- Directed by: Viji
- Written by: Viji
- Based on: Udayananu Tharam (Malayalam)
- Produced by: Prakash Raj
- Starring: Prithviraj Sukumaran Prakash Raj Gopika
- Cinematography: M. V. Panneerselvam K. V. Guhan
- Edited by: M. Kasi Vishwanathan
- Music by: G. V. Prakash Kumar
- Distributed by: Duet Films
- Release date: 7 March 2008;
- Running time: 152 minutes
- Country: India
- Language: Tamil

= Velli Thirai =

Indian satirical drama film

Velli Thirai is a 2008 Indian Tamil-language satirical drama film directed by debutant Viji, the dialogue writer for Radha Mohan's films, and produced by Prakash Raj. It is the Tamil remake of the 2005 Malayalam film Udayananu Tharam. The film stars Prithviraj Sukumaran and Gopika in the lead roles, along with Prakash Raj in a prominent role.
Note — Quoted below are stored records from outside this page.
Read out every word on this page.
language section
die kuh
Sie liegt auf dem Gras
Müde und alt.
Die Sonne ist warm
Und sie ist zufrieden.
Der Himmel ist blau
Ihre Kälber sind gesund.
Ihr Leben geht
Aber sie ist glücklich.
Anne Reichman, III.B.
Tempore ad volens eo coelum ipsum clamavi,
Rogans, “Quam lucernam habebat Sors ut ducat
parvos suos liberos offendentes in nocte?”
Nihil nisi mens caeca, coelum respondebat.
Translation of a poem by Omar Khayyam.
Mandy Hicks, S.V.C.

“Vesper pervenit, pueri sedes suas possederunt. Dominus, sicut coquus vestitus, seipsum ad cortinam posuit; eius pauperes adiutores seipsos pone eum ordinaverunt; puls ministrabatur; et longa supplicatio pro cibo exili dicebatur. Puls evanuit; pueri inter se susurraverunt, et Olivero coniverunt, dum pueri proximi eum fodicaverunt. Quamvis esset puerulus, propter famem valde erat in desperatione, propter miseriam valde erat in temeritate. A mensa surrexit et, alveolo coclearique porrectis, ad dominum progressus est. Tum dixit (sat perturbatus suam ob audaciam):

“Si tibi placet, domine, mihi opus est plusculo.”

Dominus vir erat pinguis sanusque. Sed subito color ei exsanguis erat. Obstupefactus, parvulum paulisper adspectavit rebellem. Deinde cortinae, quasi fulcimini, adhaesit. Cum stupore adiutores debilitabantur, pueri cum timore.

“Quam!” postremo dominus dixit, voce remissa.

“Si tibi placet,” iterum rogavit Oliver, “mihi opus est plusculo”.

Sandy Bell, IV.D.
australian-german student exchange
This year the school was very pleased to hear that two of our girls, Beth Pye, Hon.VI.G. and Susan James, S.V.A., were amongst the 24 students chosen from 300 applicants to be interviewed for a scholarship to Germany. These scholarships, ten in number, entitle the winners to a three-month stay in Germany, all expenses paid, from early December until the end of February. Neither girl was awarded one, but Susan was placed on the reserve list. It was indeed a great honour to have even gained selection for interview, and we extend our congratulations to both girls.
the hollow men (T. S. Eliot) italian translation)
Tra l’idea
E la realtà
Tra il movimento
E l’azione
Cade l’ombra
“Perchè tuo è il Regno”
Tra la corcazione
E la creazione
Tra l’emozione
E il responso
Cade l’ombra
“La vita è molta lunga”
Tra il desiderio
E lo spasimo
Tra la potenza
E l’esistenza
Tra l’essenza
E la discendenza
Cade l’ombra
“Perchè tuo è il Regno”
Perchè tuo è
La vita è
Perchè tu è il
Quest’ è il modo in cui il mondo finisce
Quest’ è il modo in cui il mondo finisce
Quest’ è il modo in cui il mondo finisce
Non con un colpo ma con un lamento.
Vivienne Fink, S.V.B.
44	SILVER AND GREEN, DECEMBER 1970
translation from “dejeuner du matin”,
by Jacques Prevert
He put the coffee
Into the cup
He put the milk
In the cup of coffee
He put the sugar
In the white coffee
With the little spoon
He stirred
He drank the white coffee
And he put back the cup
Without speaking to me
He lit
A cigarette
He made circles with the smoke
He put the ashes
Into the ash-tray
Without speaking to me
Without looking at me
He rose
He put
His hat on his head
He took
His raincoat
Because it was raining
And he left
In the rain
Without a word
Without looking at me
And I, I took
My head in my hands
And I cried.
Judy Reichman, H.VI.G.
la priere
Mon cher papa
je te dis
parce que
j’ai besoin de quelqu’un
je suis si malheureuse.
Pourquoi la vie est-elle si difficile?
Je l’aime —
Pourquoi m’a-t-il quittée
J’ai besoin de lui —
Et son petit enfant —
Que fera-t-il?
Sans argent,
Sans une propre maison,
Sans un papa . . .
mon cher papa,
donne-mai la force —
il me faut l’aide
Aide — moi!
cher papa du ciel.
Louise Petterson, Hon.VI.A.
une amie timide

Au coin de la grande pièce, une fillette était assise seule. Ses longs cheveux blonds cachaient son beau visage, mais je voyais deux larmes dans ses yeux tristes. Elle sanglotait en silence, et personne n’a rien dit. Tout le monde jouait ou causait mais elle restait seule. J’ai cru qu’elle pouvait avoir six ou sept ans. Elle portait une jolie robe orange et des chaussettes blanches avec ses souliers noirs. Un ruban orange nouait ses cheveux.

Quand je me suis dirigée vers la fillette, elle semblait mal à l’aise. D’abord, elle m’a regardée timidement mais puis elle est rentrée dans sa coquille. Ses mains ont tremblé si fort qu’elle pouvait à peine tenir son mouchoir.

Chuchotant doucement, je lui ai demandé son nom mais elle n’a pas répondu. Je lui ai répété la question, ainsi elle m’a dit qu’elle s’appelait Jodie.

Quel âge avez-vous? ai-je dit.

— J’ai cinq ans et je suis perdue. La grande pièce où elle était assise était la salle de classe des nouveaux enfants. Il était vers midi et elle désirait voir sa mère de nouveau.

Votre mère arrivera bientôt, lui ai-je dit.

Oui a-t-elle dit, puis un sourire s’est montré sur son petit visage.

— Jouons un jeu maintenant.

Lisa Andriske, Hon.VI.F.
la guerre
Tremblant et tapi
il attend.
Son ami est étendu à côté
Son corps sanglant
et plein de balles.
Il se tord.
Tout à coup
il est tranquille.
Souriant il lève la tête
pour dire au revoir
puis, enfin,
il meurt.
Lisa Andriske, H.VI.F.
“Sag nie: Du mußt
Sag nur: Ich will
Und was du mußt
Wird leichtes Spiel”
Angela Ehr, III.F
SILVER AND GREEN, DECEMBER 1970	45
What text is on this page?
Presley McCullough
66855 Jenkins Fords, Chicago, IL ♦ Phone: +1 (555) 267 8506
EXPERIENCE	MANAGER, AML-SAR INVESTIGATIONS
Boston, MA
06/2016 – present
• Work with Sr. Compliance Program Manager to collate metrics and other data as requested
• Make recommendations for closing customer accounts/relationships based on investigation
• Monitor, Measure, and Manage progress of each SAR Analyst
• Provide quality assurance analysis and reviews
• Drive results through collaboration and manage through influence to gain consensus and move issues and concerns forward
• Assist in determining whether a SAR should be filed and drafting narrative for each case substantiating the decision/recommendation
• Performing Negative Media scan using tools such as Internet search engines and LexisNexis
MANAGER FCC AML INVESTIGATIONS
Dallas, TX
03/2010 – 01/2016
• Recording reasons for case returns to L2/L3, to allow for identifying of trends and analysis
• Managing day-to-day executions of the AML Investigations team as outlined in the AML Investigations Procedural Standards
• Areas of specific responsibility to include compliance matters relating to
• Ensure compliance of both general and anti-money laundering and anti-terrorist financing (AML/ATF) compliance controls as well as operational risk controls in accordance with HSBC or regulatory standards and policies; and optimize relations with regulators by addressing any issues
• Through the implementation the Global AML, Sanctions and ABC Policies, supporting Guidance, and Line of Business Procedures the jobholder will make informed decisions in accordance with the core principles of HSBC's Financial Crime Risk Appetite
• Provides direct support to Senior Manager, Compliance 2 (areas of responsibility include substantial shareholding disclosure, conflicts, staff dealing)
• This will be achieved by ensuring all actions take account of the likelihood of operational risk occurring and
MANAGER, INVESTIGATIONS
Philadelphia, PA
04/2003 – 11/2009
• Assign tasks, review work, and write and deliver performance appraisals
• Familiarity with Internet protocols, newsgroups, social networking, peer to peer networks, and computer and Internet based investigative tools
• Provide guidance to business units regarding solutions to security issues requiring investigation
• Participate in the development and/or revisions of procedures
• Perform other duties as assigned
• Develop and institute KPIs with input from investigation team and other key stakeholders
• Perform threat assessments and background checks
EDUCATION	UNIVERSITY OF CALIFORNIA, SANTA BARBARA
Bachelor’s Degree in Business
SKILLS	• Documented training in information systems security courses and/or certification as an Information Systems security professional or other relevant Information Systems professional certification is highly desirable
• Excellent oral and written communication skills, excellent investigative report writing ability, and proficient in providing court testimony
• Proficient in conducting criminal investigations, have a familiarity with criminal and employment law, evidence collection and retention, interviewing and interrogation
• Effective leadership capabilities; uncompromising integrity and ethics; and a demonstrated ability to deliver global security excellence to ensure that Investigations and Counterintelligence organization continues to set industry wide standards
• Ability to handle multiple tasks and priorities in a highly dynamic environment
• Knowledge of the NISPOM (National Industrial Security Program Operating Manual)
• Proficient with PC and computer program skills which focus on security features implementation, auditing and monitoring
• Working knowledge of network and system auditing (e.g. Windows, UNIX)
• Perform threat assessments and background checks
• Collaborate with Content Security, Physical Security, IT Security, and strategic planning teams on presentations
Principal photography took place in locations in India, Indonesia, and Australia. The film score and soundtrack were composed by G. V. Prakash Kumar, with many songs altered from the original. The film was released on 7 March 2008 and failed to do well at the Tamil Nadu box office. It marked Gopika's final Tamil film till date.

==Plot==
Saravanan, a struggling assistant director, goes to Hyderabad in hopes of pursuing his dream. His roommate, Kanniah copies his script and gives it to a producer. Kanniah tells the producer that he wants to star in the film himself. The producer agrees to the condition after seeing the script. Kanniah becomes famous due to the film and is rechristened Dilipkanth (inspired by the name Rajinikanth). Saravanan does not give up and creates another story. However, he finds out that he cannot make his film unless Dileep plays the hero. Because of this, they lead into minor problems, which annoy Saravanan and their team. The shooting starts with Dileep as the hero but is halted midway, owing to various tantrums thrown by the new opportunistic hero. Determined to finish the movie, Saravanan seeks the help of his crew and friends in the cinema industry. Unknown to Dileep, Saravanan and his crew manipulate him into situations that match the storyline of the movie they are shooting for and capture Dileep's live reactions. They manage to fool Dileep and finish shooting the climax of the film even as the self-claimed new star makes a fool of himself. A few days later, he is invited to watch the premiere of the movie and is shocked to see the recent events of his life unfold on the silver screen. He soon realizes the effort put in by Saravanan and the crew and feels humbled. He genuinely acknowledges the talent of the director and leaves the place, apologizing to Saravanan for his pathetic behavior and agreeing that Saravanan is better than him in a very mannered way.

==Cast==

- Prithviraj Sukumaran as Director Saravanan
- Prakash Raj as Kannaiah / Actor Dilipkanth (Dileep)
- Gopika as Actress Mythili
- M. S. Bhaskar as Ram Gopal Sharma
- Sarath Babu as Balaji
- Elango Kumaravel as Musthafa
- Charle as Assistant Director Santhanam
- Sampath Raj as Dinesh
- Avinash as Reddy
- Sathyan as Driver Thirupathi
- Thaadi Balaji
- Sriranjani as Mythili's mother
- Jayaprakash as Producer
- Ajay Raj as Crew member

- Cameos
- Prathap Pothan as himself
- Ravi Mohan
- Trisha
- Lakshmi Rai as actress Lakshmi
- Sandhya
- Swarnamalya as anchor
- Shama Sikander as dancer
- Manobala
- Adithyan

==Production==
After the success of Mozhi (2007), Moser Baer, who released the DVD of Mozhi under their company, collaborated with Duet Movies and launched three projects in 2007 with Vellithirai being one of them.

==Soundtrack==

The soundtrack consisted of five songs composed by G. V. Prakash. The song "Sooriyane" is based on "Somebody Like You" by Keith Urban.

| Song title | Singers | Lyrics |
|---|---|---|
| "Kanchi Paanai" | K. S. Chitra, Jassie Gift | Kabilan |
| "Sooriyane" | Lucky Ali, Rahul Nambiar | Yugabharathi |
| "Thaiyya Thaiyya" | Shreya Ghoshal | Kabilan |
| "Uyirilae" | Naresh Iyer | Na. Muthukumar |
| "Vizhiyilae" | K. S. Chitra | Palani Bharathi |

==Reception==
Rediff wrote "Watch Vellithirai for some good old cat-and-mouse games in the movie industry with well-timed punches. The magic of the silver screen rarely disappoints". Sify wrote "On the whole Vellithira is not a faithful remake and therein lies its pitfalls, but at the same time it is a breezy fun movie".